Boycott des consommateurs
A Naraha, la pêche a été inexistante durant quatre ans. Elle n’a repris que l’an dernier, timidement, grâce aux subventions obtenues par la coopérative auprès de Tepco. Après avoir effectué des tests sur différentes sortes de poissons, Kentaro Suzuki, patron de la coopérative qui emploie trois personnes, s’est concentré sur les saumons. «C’est la seule variété de poisson avec des niveaux de radioactivité respectant les normes pour pouvoir être commercialisés. Nous élevons 1,4 million de bébés saumon en bassin avant de les relâcher dans les rivières, contre 12 millions avant la catastrophe de Fukushima. C’est grâce à cette activité que nous pouvons obtenir des subventions. L’an dernier, entre octobre et décembre, soit la haute saison pour notre activité, nous avons engagé 20 collaborateurs, soit environ trois fois moins qu’en 2010. Nous attendrons trois ou quatre ans avant que les saumons reviennent là où nous les avons relâchés et nous les pêcherons», explique-t-il.
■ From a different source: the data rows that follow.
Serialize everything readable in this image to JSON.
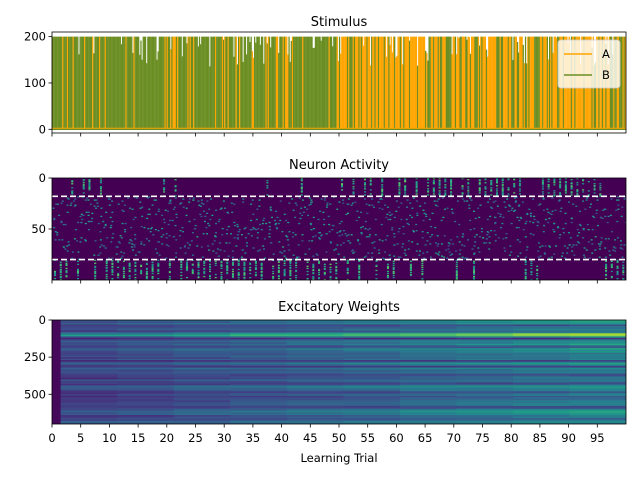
{
  "chart_data": [
    {
      "type": "line",
      "title": "Stimulus",
      "xlabel": "",
      "ylabel": "",
      "xlim": [
        0,
        100
      ],
      "ylim": [
        -8,
        210
      ],
      "yticks": [
        0,
        100,
        200
      ],
      "series": [
        {
          "name": "A",
          "color": "#ffa500",
          "amplitude": 200,
          "rendering": "on/off pulse train across trials"
        },
        {
          "name": "B",
          "color": "#6b8e23",
          "amplitude": 200,
          "rendering": "on/off pulse train across trials"
        }
      ],
      "legend": {
        "location": "top-right",
        "entries": [
          "A",
          "B"
        ]
      }
    },
    {
      "type": "heatmap",
      "title": "Neuron Activity",
      "colormap": "viridis",
      "ylim": [
        100,
        0
      ],
      "yticks": [
        0,
        50
      ],
      "reference_lines": [
        {
          "y": 18,
          "color": "#ffffff",
          "style": "dashed"
        },
        {
          "y": 80,
          "color": "#ffffff",
          "style": "dashed"
        }
      ]
    },
    {
      "type": "heatmap",
      "title": "Excitatory Weights",
      "colormap": "viridis",
      "ylim": [
        700,
        0
      ],
      "yticks": [
        0,
        250,
        500
      ]
    }
  ],
  "shared_x": {
    "xlabel": "Learning Trial",
    "xlim": [
      0,
      100
    ],
    "xticks": [
      0,
      5,
      10,
      15,
      20,
      25,
      30,
      35,
      40,
      45,
      50,
      55,
      60,
      65,
      70,
      75,
      80,
      85,
      90,
      95
    ]
  }
}
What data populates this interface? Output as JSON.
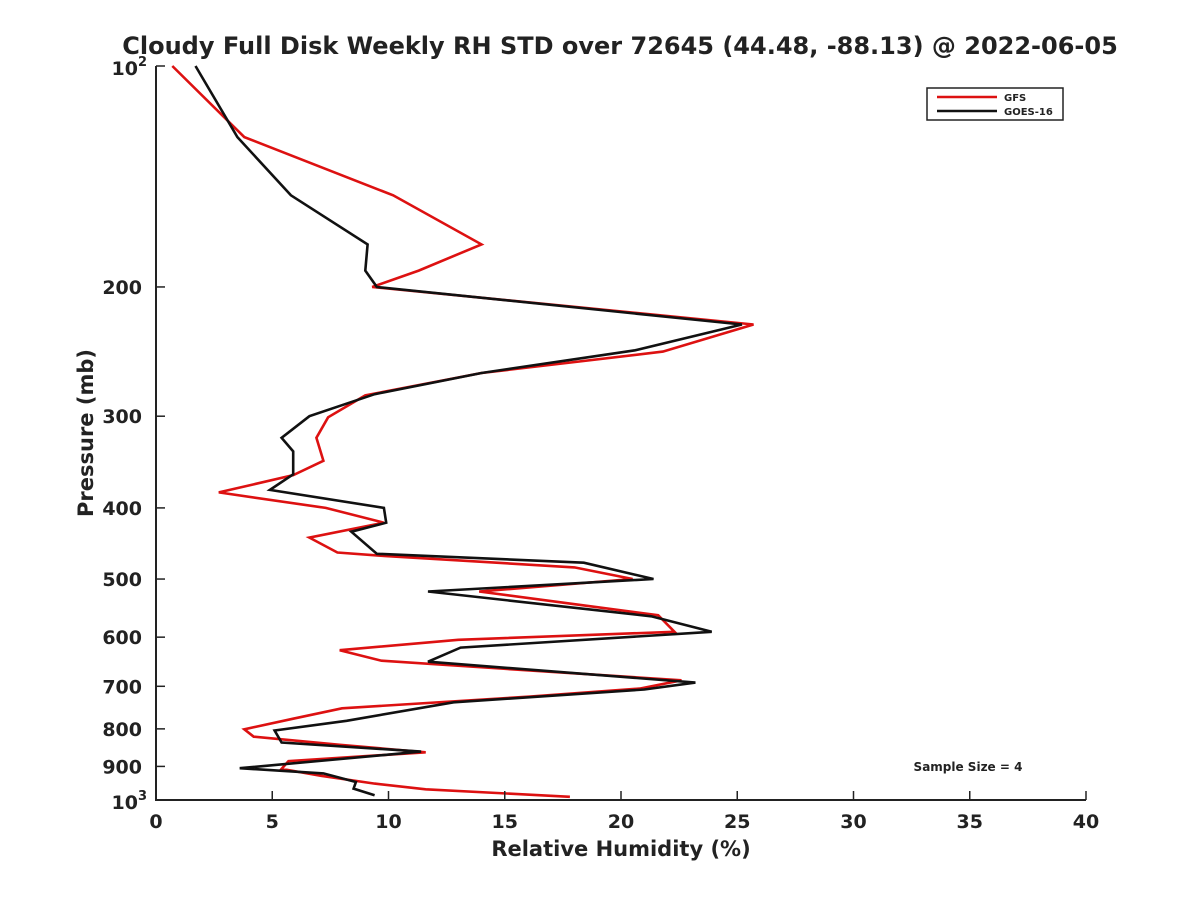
{
  "chart_data": {
    "type": "line",
    "title": "Cloudy Full Disk Weekly RH STD over 72645 (44.48, -88.13) @ 2022-06-05",
    "xlabel": "Relative Humidity (%)",
    "ylabel": "Pressure (mb)",
    "xlim": [
      0,
      40
    ],
    "ylim": [
      1000,
      100
    ],
    "y_scale": "log",
    "y_reversed": true,
    "grid": false,
    "legend_position": "top-right",
    "xticks": [
      0,
      5,
      10,
      15,
      20,
      25,
      30,
      35,
      40
    ],
    "yticks": [
      {
        "value": 100,
        "base": "10",
        "exp": "2"
      },
      {
        "value": 200,
        "label": "200"
      },
      {
        "value": 300,
        "label": "300"
      },
      {
        "value": 400,
        "label": "400"
      },
      {
        "value": 500,
        "label": "500"
      },
      {
        "value": 600,
        "label": "600"
      },
      {
        "value": 700,
        "label": "700"
      },
      {
        "value": 800,
        "label": "800"
      },
      {
        "value": 900,
        "label": "900"
      },
      {
        "value": 1000,
        "base": "10",
        "exp": "3"
      }
    ],
    "annotation": "Sample Size = 4",
    "series": [
      {
        "name": "GFS",
        "color": "#dd1111",
        "points": [
          [
            0.7,
            100
          ],
          [
            3.8,
            125
          ],
          [
            10.2,
            150
          ],
          [
            14.0,
            175
          ],
          [
            11.3,
            190
          ],
          [
            9.3,
            200
          ],
          [
            25.7,
            225
          ],
          [
            21.8,
            245
          ],
          [
            14.0,
            262
          ],
          [
            9.0,
            281
          ],
          [
            7.4,
            301
          ],
          [
            6.9,
            321
          ],
          [
            7.2,
            345
          ],
          [
            5.9,
            361
          ],
          [
            2.7,
            381
          ],
          [
            7.3,
            400
          ],
          [
            9.8,
            419
          ],
          [
            6.6,
            439
          ],
          [
            7.8,
            460
          ],
          [
            9.8,
            465
          ],
          [
            18.0,
            482
          ],
          [
            20.5,
            500
          ],
          [
            13.9,
            520
          ],
          [
            17.8,
            540
          ],
          [
            21.6,
            560
          ],
          [
            22.3,
            590
          ],
          [
            13.0,
            605
          ],
          [
            7.9,
            625
          ],
          [
            9.7,
            646
          ],
          [
            14.8,
            662
          ],
          [
            22.6,
            687
          ],
          [
            20.8,
            705
          ],
          [
            16.1,
            723
          ],
          [
            8.0,
            750
          ],
          [
            5.9,
            775
          ],
          [
            3.8,
            801
          ],
          [
            4.2,
            820
          ],
          [
            7.9,
            841
          ],
          [
            11.6,
            861
          ],
          [
            5.7,
            885
          ],
          [
            5.4,
            907
          ],
          [
            7.1,
            927
          ],
          [
            9.4,
            950
          ],
          [
            11.6,
            967
          ],
          [
            17.8,
            990
          ]
        ]
      },
      {
        "name": "GOES-16",
        "color": "#111111",
        "points": [
          [
            1.7,
            100
          ],
          [
            3.5,
            125
          ],
          [
            5.8,
            150
          ],
          [
            9.1,
            175
          ],
          [
            9.0,
            190
          ],
          [
            9.5,
            200
          ],
          [
            25.2,
            225
          ],
          [
            20.6,
            244
          ],
          [
            14.0,
            262
          ],
          [
            9.4,
            280
          ],
          [
            6.6,
            300
          ],
          [
            5.4,
            321
          ],
          [
            5.9,
            335
          ],
          [
            5.9,
            360
          ],
          [
            4.9,
            378
          ],
          [
            9.8,
            400
          ],
          [
            9.9,
            419
          ],
          [
            8.4,
            431
          ],
          [
            9.5,
            462
          ],
          [
            18.4,
            475
          ],
          [
            21.4,
            500
          ],
          [
            11.7,
            520
          ],
          [
            21.3,
            562
          ],
          [
            23.9,
            590
          ],
          [
            13.1,
            620
          ],
          [
            11.7,
            648
          ],
          [
            23.2,
            692
          ],
          [
            21.0,
            707
          ],
          [
            12.8,
            736
          ],
          [
            8.2,
            780
          ],
          [
            5.1,
            804
          ],
          [
            5.4,
            835
          ],
          [
            11.4,
            859
          ],
          [
            3.6,
            905
          ],
          [
            7.2,
            920
          ],
          [
            8.6,
            945
          ],
          [
            8.5,
            965
          ],
          [
            9.4,
            985
          ]
        ]
      }
    ]
  }
}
Mais pour Kentaro Suzuki, l’image des produits de la région a été fortement détériorée à cause de l’accident nucléaire. Même si le taux de radioactivité respecte les normes, les consommateurs n’achètent pas les produits qui viennent de la région.
100 000 évacués
En dehors de la pêche, trois entreprises envisagent de s’implanter à Naraha. Son maire semble toutefois privilégier la reconstruction de logements. Après cinq ans sans occupants, un millier de maisons sont devenues inhabitables, en plus de celles détruites par le tsunami et le tremblement de terre. «Nous avons démarré un plan de construction de 130 maisons et je veux qu’elles soient terminées cette année pour permettre aux anciens habitants de Naraha de revenir», ambitionne Yukiei Matsumoto.
Cinq ans après la catastrophe, près de 100 000 personnes de la préfecture de Fukushima n’ont pas encore pu regagner leurs foyers. Environ 19 000 d’entre elles vivent dans des logements préfabriqués.